フジテレビのドキュメンタリー枠『ザ・ノンフィクション』(毎週日曜14:00~ ※関東ローカル)で昨年10月に放送された番組『人殺しの息子と呼ばれて…』が書籍化(KADOKAWA刊)されたのを記念してこのほど、東京・新宿の紀伊國屋書店本店で、著者である番組チーフプロデューサーのフジテレビ・張江泰之氏と、ノンフィクション作家・豊田正義氏によるトークショーが行われた。注目を集めた番組の本ということもあって、会場は満員の盛況。なんと、“息子”からのメッセージも寄せられた。
頻繁にLINEする仲から次のステップへ
『人殺しの息子と呼ばれて…』は、2002年に発覚し、メディアが報道を差し控えたほどの残虐な方法で、犯人の親族ら7人が殺害された北九州連続監禁殺人事件の犯人の息子(当時24歳)が、初めてメディアのインタビューを受けたもの。今回の書籍は、張江氏による10時間にもおよぶインタビューの内容に加え、放送後の追加取材による息子の近況や、今後の展望まで収録。さらに、息子本人以外にも、後見人となった中学校時代の先生へのインタビューも行った“完全版”となっている。
一方の豊田氏は、この事件を追い続けベストセラーとなった『消された一家』の著者。 自らの取材経験をもとに、張江氏に番組制作の裏側などに切り込んでいった。
インタビューが実現したきっかけは、北九州の事件を追加取材した特番『追跡!平成オンナの大事件』に対し、息子がフジテレビに抗議の電話を入れてきたことだった。張江氏は「やっぱり来たか…」と思いながらもしっかりと向き合い、そこから毎日電話での交流がスタート。今では、事あるごとにLINEでやり取りする仲だ。
先日の西日本豪雨の際は、北九州も大雨に見舞われたことから「雨、大丈夫か?」と送ると「死にかけた…」との返信があるものの、まだ一度もご飯を一緒に食べに行ったことがないそう。張江氏は「次のステップとして、ようやく後見人の先生と3人で行こうという話になっているので、その時にまたいろんな話が待ち受けているのかな」と予感を語る。
普段は死刑執行してほしいと言うが…
息子の印象について、張江氏は「すごく弁が立ちますね。理路整然ときちんと理屈立てて話して、自分が言ったことに対してこう返してくるだろうという予測を2つ3つ先まで読んでいる感じがする」といい、父親の松永太死刑囚を取材した豊田氏は「それはDNAですね」と解釈。そのことは、本人も認めているようだ。
息子は、そんな父親のことを知りたいという思いがある一方、母である緒方純子受刑者(無期懲役)については「(首謀者である)松永の言いなりになって、自分を守ってくれなかった」(張江氏)との思いから、憎悪の感情が強い。
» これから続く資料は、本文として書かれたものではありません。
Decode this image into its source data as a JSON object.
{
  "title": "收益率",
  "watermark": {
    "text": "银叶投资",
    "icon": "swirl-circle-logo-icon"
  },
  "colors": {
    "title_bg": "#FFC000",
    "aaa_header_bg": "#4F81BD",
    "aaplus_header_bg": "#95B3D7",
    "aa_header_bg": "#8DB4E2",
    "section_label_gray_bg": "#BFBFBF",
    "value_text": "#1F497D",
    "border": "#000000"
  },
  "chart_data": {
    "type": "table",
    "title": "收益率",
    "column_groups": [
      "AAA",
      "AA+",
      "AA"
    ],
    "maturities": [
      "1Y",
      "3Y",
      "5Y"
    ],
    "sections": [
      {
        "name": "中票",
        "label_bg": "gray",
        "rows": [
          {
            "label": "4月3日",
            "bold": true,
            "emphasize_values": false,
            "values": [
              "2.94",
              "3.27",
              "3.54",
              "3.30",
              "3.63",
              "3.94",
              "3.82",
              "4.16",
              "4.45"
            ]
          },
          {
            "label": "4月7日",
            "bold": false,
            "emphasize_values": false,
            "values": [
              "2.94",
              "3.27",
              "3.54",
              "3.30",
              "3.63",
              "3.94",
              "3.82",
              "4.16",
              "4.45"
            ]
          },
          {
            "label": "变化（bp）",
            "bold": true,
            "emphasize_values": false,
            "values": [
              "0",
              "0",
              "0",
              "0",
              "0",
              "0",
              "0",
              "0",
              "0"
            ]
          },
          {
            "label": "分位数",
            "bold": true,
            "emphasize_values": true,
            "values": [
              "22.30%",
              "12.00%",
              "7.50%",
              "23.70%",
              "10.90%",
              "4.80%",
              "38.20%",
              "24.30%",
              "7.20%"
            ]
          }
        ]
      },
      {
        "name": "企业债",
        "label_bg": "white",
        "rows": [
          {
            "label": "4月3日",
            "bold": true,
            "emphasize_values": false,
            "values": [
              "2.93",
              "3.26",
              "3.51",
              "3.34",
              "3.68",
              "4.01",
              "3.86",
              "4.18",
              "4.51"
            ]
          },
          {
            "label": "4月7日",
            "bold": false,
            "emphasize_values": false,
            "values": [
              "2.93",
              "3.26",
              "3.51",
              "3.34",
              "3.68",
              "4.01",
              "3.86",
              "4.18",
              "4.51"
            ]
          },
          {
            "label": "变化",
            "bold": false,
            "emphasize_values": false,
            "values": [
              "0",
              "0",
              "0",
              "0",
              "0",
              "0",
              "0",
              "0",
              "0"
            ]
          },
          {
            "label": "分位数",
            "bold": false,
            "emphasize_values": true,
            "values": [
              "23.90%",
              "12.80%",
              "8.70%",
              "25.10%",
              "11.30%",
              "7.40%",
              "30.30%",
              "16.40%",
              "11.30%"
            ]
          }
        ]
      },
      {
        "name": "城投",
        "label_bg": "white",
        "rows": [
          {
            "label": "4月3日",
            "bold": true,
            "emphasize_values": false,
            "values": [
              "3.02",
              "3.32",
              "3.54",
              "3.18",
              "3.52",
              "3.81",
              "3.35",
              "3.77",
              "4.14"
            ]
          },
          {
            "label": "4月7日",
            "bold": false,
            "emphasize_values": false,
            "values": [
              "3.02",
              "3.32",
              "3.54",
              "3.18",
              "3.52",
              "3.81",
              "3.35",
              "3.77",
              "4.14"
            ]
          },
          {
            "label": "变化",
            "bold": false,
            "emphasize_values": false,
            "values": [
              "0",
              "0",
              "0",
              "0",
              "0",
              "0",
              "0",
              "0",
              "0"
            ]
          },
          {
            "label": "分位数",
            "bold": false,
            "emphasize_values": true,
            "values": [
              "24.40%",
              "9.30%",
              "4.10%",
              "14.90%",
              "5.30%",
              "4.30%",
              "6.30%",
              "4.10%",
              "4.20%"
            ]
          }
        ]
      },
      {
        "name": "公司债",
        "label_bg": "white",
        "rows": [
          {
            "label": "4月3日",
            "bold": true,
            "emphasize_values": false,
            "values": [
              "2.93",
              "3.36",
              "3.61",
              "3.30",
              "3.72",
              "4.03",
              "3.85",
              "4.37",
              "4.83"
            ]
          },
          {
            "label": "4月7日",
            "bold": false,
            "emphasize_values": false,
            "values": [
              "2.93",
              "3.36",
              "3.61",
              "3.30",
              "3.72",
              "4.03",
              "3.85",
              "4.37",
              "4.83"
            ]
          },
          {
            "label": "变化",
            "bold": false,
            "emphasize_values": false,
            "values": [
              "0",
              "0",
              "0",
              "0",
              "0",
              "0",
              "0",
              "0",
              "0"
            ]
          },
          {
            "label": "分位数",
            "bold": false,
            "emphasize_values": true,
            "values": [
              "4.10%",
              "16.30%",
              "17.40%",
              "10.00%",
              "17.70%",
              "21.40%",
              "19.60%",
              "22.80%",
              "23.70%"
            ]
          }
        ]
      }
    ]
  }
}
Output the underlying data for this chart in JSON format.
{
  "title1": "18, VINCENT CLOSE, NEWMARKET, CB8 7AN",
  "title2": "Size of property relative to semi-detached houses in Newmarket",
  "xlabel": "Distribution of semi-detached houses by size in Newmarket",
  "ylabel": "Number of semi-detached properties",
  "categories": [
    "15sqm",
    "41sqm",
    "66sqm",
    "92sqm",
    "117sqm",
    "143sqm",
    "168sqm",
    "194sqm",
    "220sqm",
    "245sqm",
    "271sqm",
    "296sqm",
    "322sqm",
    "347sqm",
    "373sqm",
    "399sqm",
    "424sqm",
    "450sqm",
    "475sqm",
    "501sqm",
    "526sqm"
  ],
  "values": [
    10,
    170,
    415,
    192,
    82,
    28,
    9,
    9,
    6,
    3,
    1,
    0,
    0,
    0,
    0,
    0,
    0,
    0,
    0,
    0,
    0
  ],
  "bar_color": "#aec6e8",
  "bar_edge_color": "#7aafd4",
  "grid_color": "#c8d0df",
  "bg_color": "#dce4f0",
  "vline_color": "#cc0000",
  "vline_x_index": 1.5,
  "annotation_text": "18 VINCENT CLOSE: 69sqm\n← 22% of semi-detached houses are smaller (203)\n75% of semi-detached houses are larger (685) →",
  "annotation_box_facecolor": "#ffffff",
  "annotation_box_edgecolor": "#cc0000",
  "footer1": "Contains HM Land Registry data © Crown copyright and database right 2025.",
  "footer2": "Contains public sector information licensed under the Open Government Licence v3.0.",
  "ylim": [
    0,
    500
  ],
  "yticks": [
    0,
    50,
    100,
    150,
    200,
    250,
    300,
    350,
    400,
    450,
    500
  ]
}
それに対し、豊田氏は「彼が本当に1つ心理的に楽になるには、(母親が守ってくれなかったのは)松永のマインドコントロールなんだという分析ができて、母親に対して底の方に沈んでいる愛着が分かるようになれば」と願ったが、張江氏は「やっぱり、母親がなぜ息子を助けてくれなかったと思うのは当然だと思うんですよね」と理解を示した。
また先日、オウム真理教の麻原彰晃こと松本智津夫元死刑囚の刑が執行された際には、息子から真っ先に張江氏に連絡があったそう。「『死刑になったね』って言ってきて、その先は父親のことを言いたいんだろうけど、沈黙なんですよ。普段は『(死刑が)執行されてほしい』って言うんですけど、非常に複雑な心境なんだと思います」と振り返った。